56
MARPA is volledig onafhankelijk en er kunnen tot 10 doelen worden gevolgd door iedere
virtuele radarbron.
Voor iedere individuele radarbron kunnen tot twee onafhankelijke bewakingszones worden
gedefinieerd.
Radarsector onderdrukking
Als uw radar is uitgerust met sectoronderdrukking, kunt u maximaal vier sectoren op de PPI
definiëren waarin geen radargegevens worden uitgezonden. Zo kunt u storing voorkomen
die veroorzaakt wordt door functies op uw boot of door een secundaire radar. De lege
sectoren verschijnen op het beeld van de hoofdradar en op de radaroverlay op een kaart.
Een ingeschakelde sector heeft een magenta rand met 3 bogen over het leeggelaten gebied.

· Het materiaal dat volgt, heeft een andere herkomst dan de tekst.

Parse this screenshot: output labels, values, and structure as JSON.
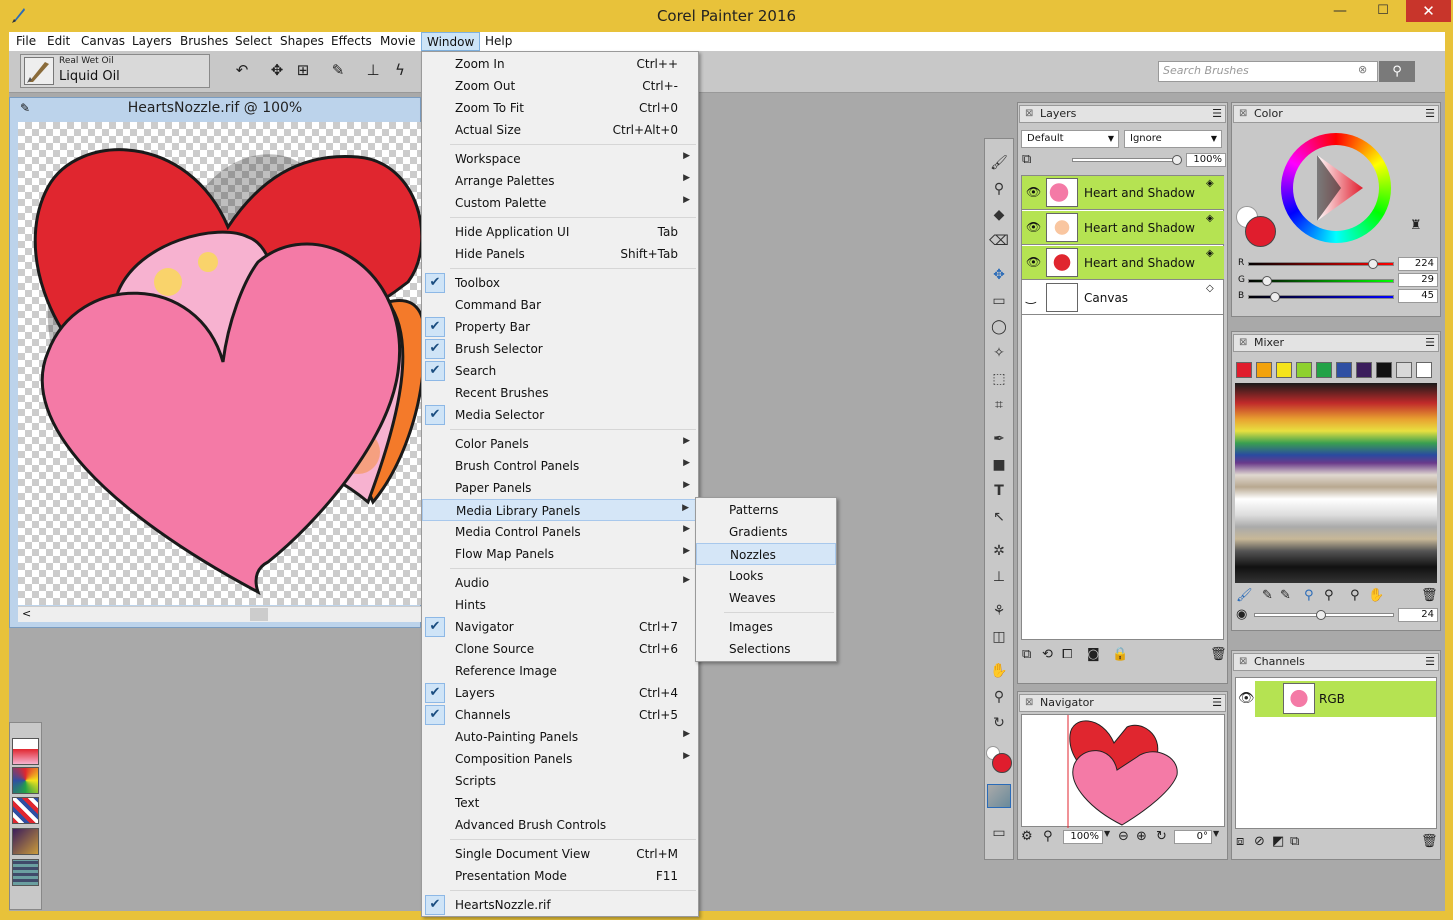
{
  "app": {
    "title": "Corel Painter 2016"
  },
  "window_controls": {
    "minimize": "—",
    "maximize": "☐",
    "close": "✕"
  },
  "menubar": [
    "File",
    "Edit",
    "Canvas",
    "Layers",
    "Brushes",
    "Select",
    "Shapes",
    "Effects",
    "Movie",
    "Window",
    "Help"
  ],
  "brush": {
    "category": "Real Wet Oil",
    "variant": "Liquid Oil"
  },
  "search": {
    "placeholder": "Search Brushes"
  },
  "document": {
    "title": "HeartsNozzle.rif @ 100%"
  },
  "window_menu": {
    "items": [
      {
        "label": "Zoom In",
        "shortcut": "Ctrl++"
      },
      {
        "label": "Zoom Out",
        "shortcut": "Ctrl+-"
      },
      {
        "label": "Zoom To Fit",
        "shortcut": "Ctrl+0"
      },
      {
        "label": "Actual Size",
        "shortcut": "Ctrl+Alt+0"
      },
      {
        "label": "Workspace",
        "submenu": true
      },
      {
        "label": "Arrange Palettes",
        "submenu": true
      },
      {
        "label": "Custom Palette",
        "submenu": true
      },
      {
        "label": "Hide Application UI",
        "shortcut": "Tab"
      },
      {
        "label": "Hide Panels",
        "shortcut": "Shift+Tab"
      },
      {
        "label": "Toolbox",
        "checked": true
      },
      {
        "label": "Command Bar"
      },
      {
        "label": "Property Bar",
        "checked": true
      },
      {
        "label": "Brush Selector",
        "checked": true
      },
      {
        "label": "Search",
        "checked": true
      },
      {
        "label": "Recent Brushes"
      },
      {
        "label": "Media Selector",
        "checked": true
      },
      {
        "label": "Color Panels",
        "submenu": true
      },
      {
        "label": "Brush Control Panels",
        "submenu": true
      },
      {
        "label": "Paper Panels",
        "submenu": true
      },
      {
        "label": "Media Library Panels",
        "submenu": true,
        "highlighted": true
      },
      {
        "label": "Media Control Panels",
        "submenu": true
      },
      {
        "label": "Flow Map Panels",
        "submenu": true
      },
      {
        "label": "Audio",
        "submenu": true
      },
      {
        "label": "Hints"
      },
      {
        "label": "Navigator",
        "shortcut": "Ctrl+7",
        "checked": true
      },
      {
        "label": "Clone Source",
        "shortcut": "Ctrl+6"
      },
      {
        "label": "Reference Image"
      },
      {
        "label": "Layers",
        "shortcut": "Ctrl+4",
        "checked": true
      },
      {
        "label": "Channels",
        "shortcut": "Ctrl+5",
        "checked": true
      },
      {
        "label": "Auto-Painting Panels",
        "submenu": true
      },
      {
        "label": "Composition Panels",
        "submenu": true
      },
      {
        "label": "Scripts"
      },
      {
        "label": "Text"
      },
      {
        "label": "Advanced Brush Controls"
      },
      {
        "label": "Single Document View",
        "shortcut": "Ctrl+M"
      },
      {
        "label": "Presentation Mode",
        "shortcut": "F11"
      },
      {
        "label": "HeartsNozzle.rif",
        "checked": true
      }
    ]
  },
  "submenu": {
    "items": [
      "Patterns",
      "Gradients",
      "Nozzles",
      "Looks",
      "Weaves",
      "Images",
      "Selections"
    ],
    "highlighted": "Nozzles"
  },
  "layers_panel": {
    "title": "Layers",
    "composite_method": "Default",
    "preserve": "Ignore",
    "opacity": "100%",
    "layers": [
      {
        "name": "Heart and Shadow",
        "selected": true
      },
      {
        "name": "Heart and Shadow",
        "selected": true
      },
      {
        "name": "Heart and Shadow",
        "selected": true
      },
      {
        "name": "Canvas",
        "selected": false
      }
    ]
  },
  "color_panel": {
    "title": "Color",
    "r": "224",
    "g": "29",
    "b": "45",
    "r_label": "R",
    "g_label": "G",
    "b_label": "B",
    "main_color": "#e01d2d"
  },
  "mixer_panel": {
    "title": "Mixer",
    "swatches": [
      "#e01d2d",
      "#f2a20c",
      "#f5e31a",
      "#8ed12f",
      "#23a247",
      "#2f4fa3",
      "#3b1d5c",
      "#111111",
      "#d9d9d9",
      "#ffffff"
    ],
    "brush_size": "24"
  },
  "navigator_panel": {
    "title": "Navigator",
    "zoom": "100%",
    "rotation": "0°"
  },
  "channels_panel": {
    "title": "Channels",
    "channel": "RGB"
  }
}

Raadpleeg de installatiehandleiding van de unit om radarsector onderdrukking in te stellen.
Hoofdradar-PPI
Het radarbeeld aanpassen
U kunt eventueel het radarbeeld verbeteren door de gevoeligheid van de radar aan te
passen en door achtergrondecho's van zee-en weercondities te filteren.
De radarinstellingsbeelden zijn te vinden in de rechterbovenhoek van het radarpaneel. U
kunt de beeldinstellingen aanpassen door het radarinstellingsbeeld te selecteren of door op
de draaiknop te drukken. De geselecteerde instelling wordt uitgebreid, de volledige naam
wordt getoond en er verschijnt een schuifbalk. U kunt de waarde vervolgens aanpassen door
aan de draaiknop te draaien of door de schuifbalk te gebruiken.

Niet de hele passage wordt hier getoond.